Artigo: Dois Rios em um Mar

 

 Dois rios (2011) é o segundo romance de Tatiana Salem Levy que estreou na literatura com A chave de casa (2008), ganhador do Prêmio São Paulo de Literatura e finalista dos prêmios Jabuti e Zaffari & Bourbon de Literatura. Este foi traduzido para diversos países como Itália, França, Portugal, Espanha e Turquia, além disso, teve seus direitos vendidos para a produção de um filme.

                Após este sucesso no primeiro romance, Tatiana surge com uma obra que prende o leitor com uma escrita fina e pela construção da narrativa fragmentada, com flashes de memória, trazendo à tona o passado dos irmãos gêmeos, Joana e Antônio.
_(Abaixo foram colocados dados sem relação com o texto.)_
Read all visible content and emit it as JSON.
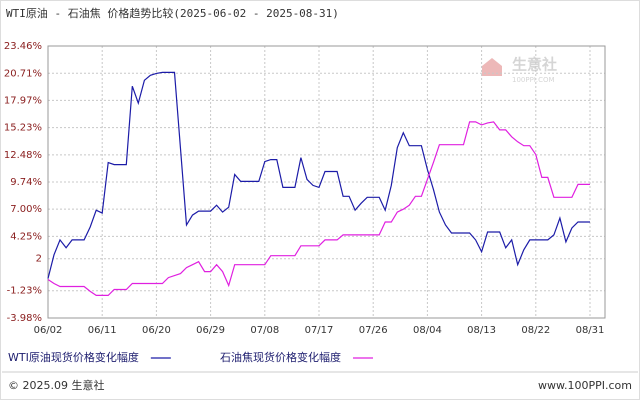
{
  "chart_data": {
    "type": "line",
    "title": "WTI原油 - 石油焦 价格趋势比较(2025-06-02 - 2025-08-31)",
    "categories": [
      "06/02",
      null,
      null,
      null,
      null,
      null,
      null,
      null,
      null,
      "06/11",
      null,
      null,
      null,
      null,
      null,
      null,
      null,
      null,
      "06/20",
      null,
      null,
      null,
      null,
      null,
      null,
      null,
      null,
      "06/29",
      null,
      null,
      null,
      null,
      null,
      null,
      null,
      null,
      "07/08",
      null,
      null,
      null,
      null,
      null,
      null,
      null,
      null,
      "07/17",
      null,
      null,
      null,
      null,
      null,
      null,
      null,
      null,
      "07/26",
      null,
      null,
      null,
      null,
      null,
      null,
      null,
      null,
      "08/04",
      null,
      null,
      null,
      null,
      null,
      null,
      null,
      null,
      "08/13",
      null,
      null,
      null,
      null,
      null,
      null,
      null,
      null,
      "08/22",
      null,
      null,
      null,
      null,
      null,
      null,
      null,
      null,
      "08/31"
    ],
    "series": [
      {
        "name": "WTI原油现货价格变化幅度",
        "color": "#1c1ca8",
        "values": [
          0,
          2.4,
          3.9,
          3.1,
          3.9,
          3.9,
          3.9,
          5.2,
          6.9,
          6.6,
          11.7,
          11.5,
          11.5,
          11.5,
          19.4,
          17.7,
          20.0,
          20.5,
          20.7,
          20.8,
          20.8,
          20.8,
          13.1,
          5.4,
          6.4,
          6.8,
          6.8,
          6.8,
          7.4,
          6.7,
          7.2,
          10.5,
          9.8,
          9.8,
          9.8,
          9.8,
          11.8,
          12.0,
          12.0,
          9.2,
          9.2,
          9.2,
          12.2,
          10.0,
          9.4,
          9.2,
          10.8,
          10.8,
          10.8,
          8.3,
          8.3,
          6.9,
          7.6,
          8.2,
          8.2,
          8.2,
          6.9,
          9.4,
          13.2,
          14.7,
          13.4,
          13.4,
          13.4,
          11.0,
          9.0,
          6.7,
          5.4,
          4.6,
          4.6,
          4.6,
          4.6,
          3.9,
          2.7,
          4.7,
          4.7,
          4.7,
          3.1,
          3.9,
          1.4,
          2.9,
          3.9,
          3.9,
          3.9,
          3.9,
          4.4,
          6.1,
          3.7,
          5.1,
          5.7,
          5.7,
          5.7
        ]
      },
      {
        "name": "石油焦现货价格变化幅度",
        "color": "#e020e0",
        "values": [
          -0.1,
          -0.5,
          -0.8,
          -0.8,
          -0.8,
          -0.8,
          -0.8,
          -1.3,
          -1.7,
          -1.7,
          -1.7,
          -1.1,
          -1.1,
          -1.1,
          -0.5,
          -0.5,
          -0.5,
          -0.5,
          -0.5,
          -0.5,
          0.1,
          0.3,
          0.5,
          1.1,
          1.4,
          1.7,
          0.7,
          0.7,
          1.4,
          0.7,
          -0.7,
          1.4,
          1.4,
          1.4,
          1.4,
          1.4,
          1.4,
          2.3,
          2.3,
          2.3,
          2.3,
          2.3,
          3.3,
          3.3,
          3.3,
          3.3,
          3.9,
          3.9,
          3.9,
          4.4,
          4.4,
          4.4,
          4.4,
          4.4,
          4.4,
          4.4,
          5.7,
          5.7,
          6.7,
          7.0,
          7.4,
          8.3,
          8.3,
          10.0,
          11.7,
          13.5,
          13.5,
          13.5,
          13.5,
          13.5,
          15.8,
          15.8,
          15.5,
          15.7,
          15.8,
          15.0,
          15.0,
          14.3,
          13.8,
          13.4,
          13.4,
          12.5,
          10.2,
          10.2,
          8.2,
          8.2,
          8.2,
          8.2,
          9.5,
          9.5,
          9.5
        ]
      }
    ],
    "ylim": [
      -3.98,
      23.46
    ],
    "yticks": [
      {
        "value": 23.46,
        "label": "23.46%"
      },
      {
        "value": 20.71,
        "label": "20.71%"
      },
      {
        "value": 17.97,
        "label": "17.97%"
      },
      {
        "value": 15.23,
        "label": "15.23%"
      },
      {
        "value": 12.48,
        "label": "12.48%"
      },
      {
        "value": 9.74,
        "label": "9.74%"
      },
      {
        "value": 7.0,
        "label": "7.00%"
      },
      {
        "value": 4.25,
        "label": "4.25%"
      },
      2,
      {
        "value": -1.23,
        "label": "-1.23%"
      },
      {
        "value": -3.98,
        "label": "-3.98%"
      }
    ],
    "grid": true
  },
  "watermark": {
    "name": "生意社",
    "site": "100PPI.COM"
  },
  "footer": {
    "copyright": "© 2025.09 生意社",
    "site": "www.100PPI.com"
  }
}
O livro é dividido em duas partes: a primeira apresenta Joana como narradora e a segunda é narrada por Antônio. As epígrafes que abrem os dois capítulos sugerem uma narrativa voltada para a metáfora do mar. Aliás, é no mar que se passa grande parte da história em Copacabana onde vivia a família, em Dois Rios (Ilha Grande) onde passavam suas férias na casa dos avós e em Nonza, um pequeno vilarejo no Sul da França, em que viviam os familiares de Marie-Ange.
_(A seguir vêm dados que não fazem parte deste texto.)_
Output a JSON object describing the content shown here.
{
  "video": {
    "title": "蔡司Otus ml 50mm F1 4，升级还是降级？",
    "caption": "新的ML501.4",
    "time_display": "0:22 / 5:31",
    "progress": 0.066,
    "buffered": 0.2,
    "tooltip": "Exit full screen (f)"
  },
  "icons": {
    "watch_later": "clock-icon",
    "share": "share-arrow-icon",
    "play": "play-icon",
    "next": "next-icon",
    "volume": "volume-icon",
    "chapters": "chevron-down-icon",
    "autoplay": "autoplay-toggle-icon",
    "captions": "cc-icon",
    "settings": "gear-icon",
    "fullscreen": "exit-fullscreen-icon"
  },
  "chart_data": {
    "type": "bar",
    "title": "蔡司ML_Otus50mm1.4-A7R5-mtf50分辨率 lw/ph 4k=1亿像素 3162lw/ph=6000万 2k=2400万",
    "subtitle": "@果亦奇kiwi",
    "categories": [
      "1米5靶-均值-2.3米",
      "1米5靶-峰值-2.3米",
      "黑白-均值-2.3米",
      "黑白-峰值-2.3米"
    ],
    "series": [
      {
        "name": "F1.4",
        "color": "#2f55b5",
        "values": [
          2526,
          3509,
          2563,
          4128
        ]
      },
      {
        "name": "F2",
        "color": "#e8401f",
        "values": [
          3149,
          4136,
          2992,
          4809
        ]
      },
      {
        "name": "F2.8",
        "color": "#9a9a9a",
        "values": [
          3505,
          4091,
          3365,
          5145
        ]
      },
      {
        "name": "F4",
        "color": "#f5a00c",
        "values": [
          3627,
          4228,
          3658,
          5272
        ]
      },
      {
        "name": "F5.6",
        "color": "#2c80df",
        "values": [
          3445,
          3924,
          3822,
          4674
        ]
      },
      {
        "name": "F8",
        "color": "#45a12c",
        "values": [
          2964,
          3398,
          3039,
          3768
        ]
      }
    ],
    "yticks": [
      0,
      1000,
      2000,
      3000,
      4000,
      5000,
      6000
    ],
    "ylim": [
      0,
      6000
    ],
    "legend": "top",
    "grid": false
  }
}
                Os dois narradores possibilitam ao leitor experimentar as angústias e os desejos dos protagonistas.  O texto inicia com a narração de Joana que, após a partida do irmão fotógrafo para uma volta ao mundo, fica em casa cuidando da mãe, que aos poucos enlouquece e assimila manias que transformam a casa num espaço claustrofóbico, contaminado de uma ordem oposta à desordem em que se encontram suas vidas, mãe e filha, após a morte do marido e, mais tarde, a partida do filho. Neste romance, a casa é uma jaula, segundo Elódia Xavier, uma prisão em que a protagonista sobrevive mergulhada em um passado até ser resgatada pela jovem francesa Marie-Ange que aparece misteriosamente na praia de Copacabana, causando em Joana um sentimento de liberdade, antes apenas experimentado na infância com a presença do irmão gêmeo. Joana se apaixona por ela no instante em que a vê e o relacionamento entre elas instaura uma ruptura, uma divisão de águas no discurso narrado. Antônio é acusado por Joana por abandoná-la no momento em que ela mais precisava. O discurso dela é melancólico e ganha novos tons com a chegada da francesa ou quando remete à infância na presença do irmão em Dois Rios.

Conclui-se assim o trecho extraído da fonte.